Court of Cassation, No. 14-22.643

Court of Cassation, First Civil Chamber, 4 November 2015, No. 14-22.643

COOL CARRIERS AB

Vs.

SIAT

BELMARINE

BDM

AVERO

LLOYD’S

VERHEYEN

NATEUS

HELVETIA

FORTIS

On the single ground, annexed hereafter:

Whereas, according to the judgment under appeal (Paris,8 April 2014), that the company Nykcool, incorporated under Swedish law, concluded a voyage travel charter contract with several fruit importers stipulating an arbitration clause; whereas a dispute has arisen between the parties as a result of the damage suffered by the goods carried on the Southern Harvest vessel, the importers' insurers have initiated an arbitration procedure against the company Nykcool before the maritime arbitration Chamber of Paris (in French Chambre Arbitrale Maritime de Paris); that the arbitral tribunal, constituted with the assistance of the supporting judge, issued an award ordering the payment of various sums to the company Nykcool, to which the company Cool Carriers has the rights;

Whereas the company Cool Carriers objects to the judgment under appeal which rejected the appeal for annulment of the award between the parties and the claim for damages;

Whereas, in the first place, after noting that “request for disqualification of the arbitrators was rejected by the Juge d’appui and that the Nykcool company could only base its request for annulment of the arbitration award on new elements which could not be brought to the attention of the latter, the Court of Appeal exactly deduced that the ground for annulment based on the irregularity of the composition of the arbitral tribunal should be dismissed;

Whereas, secondly, the Court of Appeal considered with discretion that the other facts were not established;

Whereas, thirdly, that Court of Appeal held that the dispute between the company Nykcool and the Paris Maritime Arbitral Chamber on the occasion of another procedure had no effect on the arbitration clause inserted in the charter party.
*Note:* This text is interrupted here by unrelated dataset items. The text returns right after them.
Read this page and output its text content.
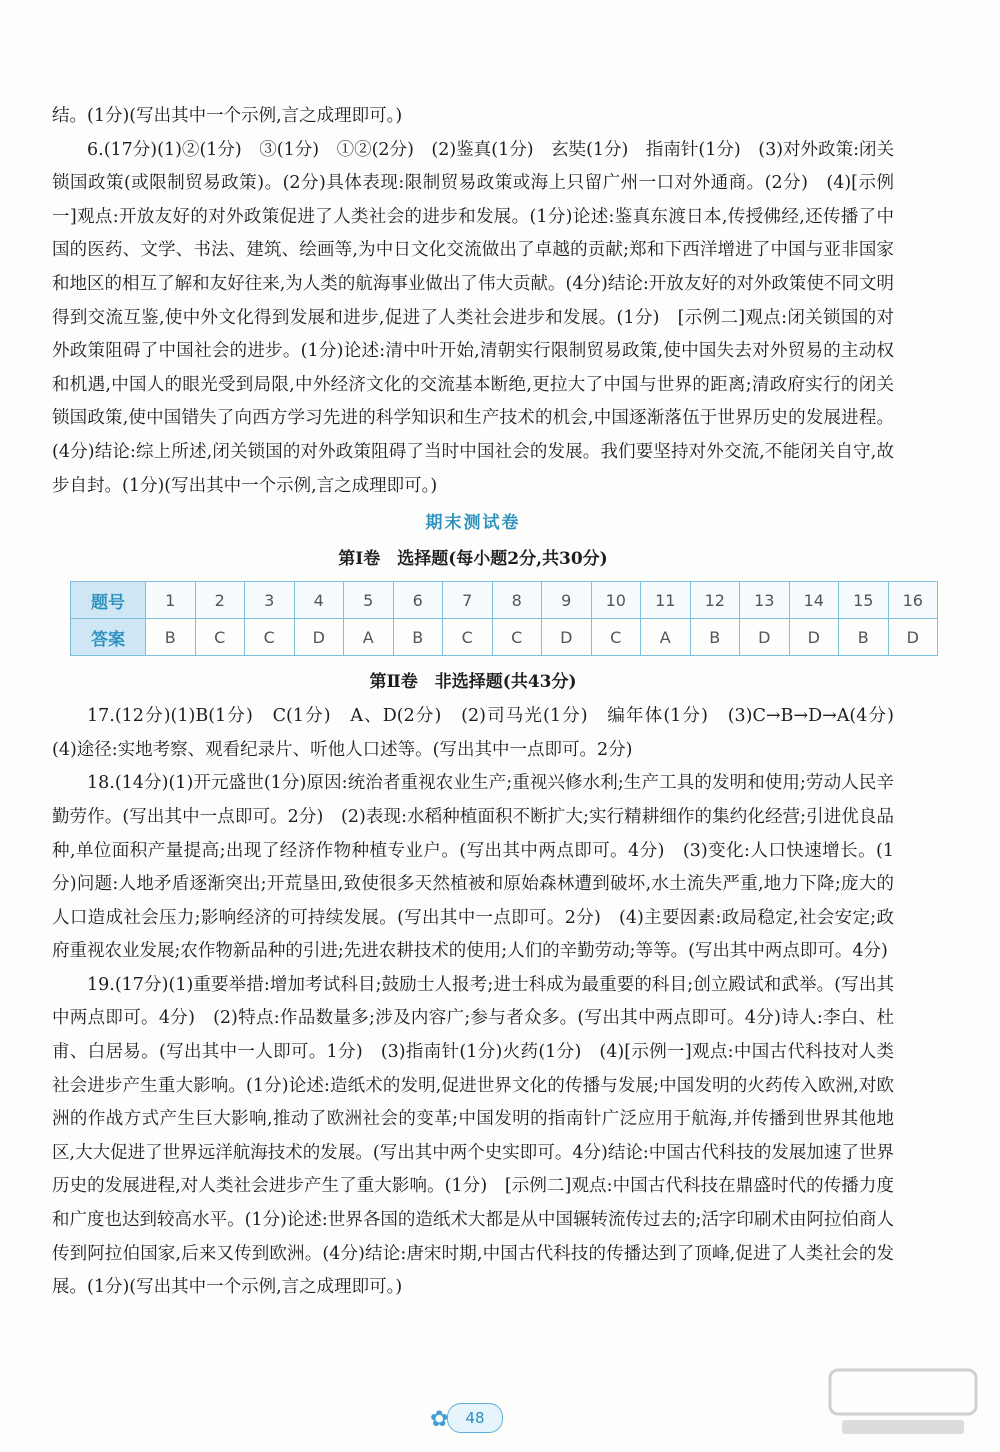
结。(1分)(写出其中一个示例,言之成理即可。)

6.(17分)(1)②(1分)　③(1分)　①②(2分)　(2)鉴真(1分)　玄奘(1分)　指南针(1分)　(3)对外政策:闭关锁国政策(或限制贸易政策)。(2分)具体表现:限制贸易政策或海上只留广州一口对外通商。(2分)　(4)[示例一]观点:开放友好的对外政策促进了人类社会的进步和发展。(1分)论述:鉴真东渡日本,传授佛经,还传播了中国的医药、文学、书法、建筑、绘画等,为中日文化交流做出了卓越的贡献;郑和下西洋增进了中国与亚非国家和地区的相互了解和友好往来,为人类的航海事业做出了伟大贡献。(4分)结论:开放友好的对外政策使不同文明得到交流互鉴,使中外文化得到发展和进步,促进了人类社会进步和发展。(1分)　[示例二]观点:闭关锁国的对外政策阻碍了中国社会的进步。(1分)论述:清中叶开始,清朝实行限制贸易政策,使中国失去对外贸易的主动权和机遇,中国人的眼光受到局限,中外经济文化的交流基本断绝,更拉大了中国与世界的距离;清政府实行的闭关锁国政策,使中国错失了向西方学习先进的科学知识和生产技术的机会,中国逐渐落伍于世界历史的发展进程。(4分)结论:综上所述,闭关锁国的对外政策阻碍了当时中国社会的发展。我们要坚持对外交流,不能闭关自守,故步自封。(1分)(写出其中一个示例,言之成理即可。)

期末测试卷

第Ⅰ卷　选择题(每小题2分,共30分)

题号	1	2	3	4	5	6	7	8	9	10	11	12	13	14	15	16
答案	B	C	C	D	A	B	C	C	D	C	A	B	D	D	B	D

第Ⅱ卷　非选择题(共43分)

17.(12分)(1)B(1分)　C(1分)　A、D(2分)　(2)司马光(1分)　编年体(1分)　(3)C→B→D→A(4分)　(4)途径:实地考察、观看纪录片、听他人口述等。(写出其中一点即可。2分)

18.(14分)(1)开元盛世(1分)原因:统治者重视农业生产;重视兴修水利;生产工具的发明和使用;劳动人民辛勤劳作。(写出其中一点即可。2分)　(2)表现:水稻种植面积不断扩大;实行精耕细作的集约化经营;引进优良品种,单位面积产量提高;出现了经济作物种植专业户。(写出其中两点即可。4分)　(3)变化:人口快速增长。(1分)问题:人地矛盾逐渐突出;开荒垦田,致使很多天然植被和原始森林遭到破坏,水土流失严重,地力下降;庞大的人口造成社会压力;影响经济的可持续发展。(写出其中一点即可。2分)　(4)主要因素:政局稳定,社会安定;政府重视农业发展;农作物新品种的引进;先进农耕技术的使用;人们的辛勤劳动;等等。(写出其中两点即可。4分)

19.(17分)(1)重要举措:增加考试科目;鼓励士人报考;进士科成为最重要的科目;创立殿试和武举。(写出其中两点即可。4分)　(2)特点:作品数量多;涉及内容广;参与者众多。(写出其中两点即可。4分)诗人:李白、杜甫、白居易。(写出其中一人即可。1分)　(3)指南针(1分)火药(1分)　(4)[示例一]观点:中国古代科技对人类社会进步产生重大影响。(1分)论述:造纸术的发明,促进世界文化的传播与发展;中国发明的火药传入欧洲,对欧洲的作战方式产生巨大影响,推动了欧洲社会的变革;中国发明的指南针广泛应用于航海,并传播到世界其他地区,大大促进了世界远洋航海技术的发展。(写出其中两个史实即可。4分)结论:中国古代科技的发展加速了世界历史的发展进程,对人类社会进步产生了重大影响。(1分)　[示例二]观点:中国古代科技在鼎盛时代的传播力度和广度也达到较高水平。(1分)论述:世界各国的造纸术大都是从中国辗转流传过去的;活字印刷术由阿拉伯商人传到阿拉伯国家,后来又传到欧洲。(4分)结论:唐宋时期,中国古代科技的传播达到了顶峰,促进了人类社会的发展。(1分)(写出其中一个示例,言之成理即可。)

✿	48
By this decision the Court of Appeal has, for this sole reason, legally justified its solution;

Whereas, lastly, the judgment does not mention any reason which was not in the debate;

From which it follows that the means cannot be accepted;

FOR THESE REASONS:

DISMISSES the appeal;

Orders the company Cool Carriers AB to pay the costs;

Regarding Article 700 of the Code of Civil Procedure, rejects her request and orders her to pay to the companies Helvetia Llyod’s, SIAT, Belmarine, BDM, Avero, Nateus, Fortis and Verheyen,

Thus done and judged by the Court of Cassation, first civil chamber, and pronounced by the president in his public hearing on four November two thousand and fifteen.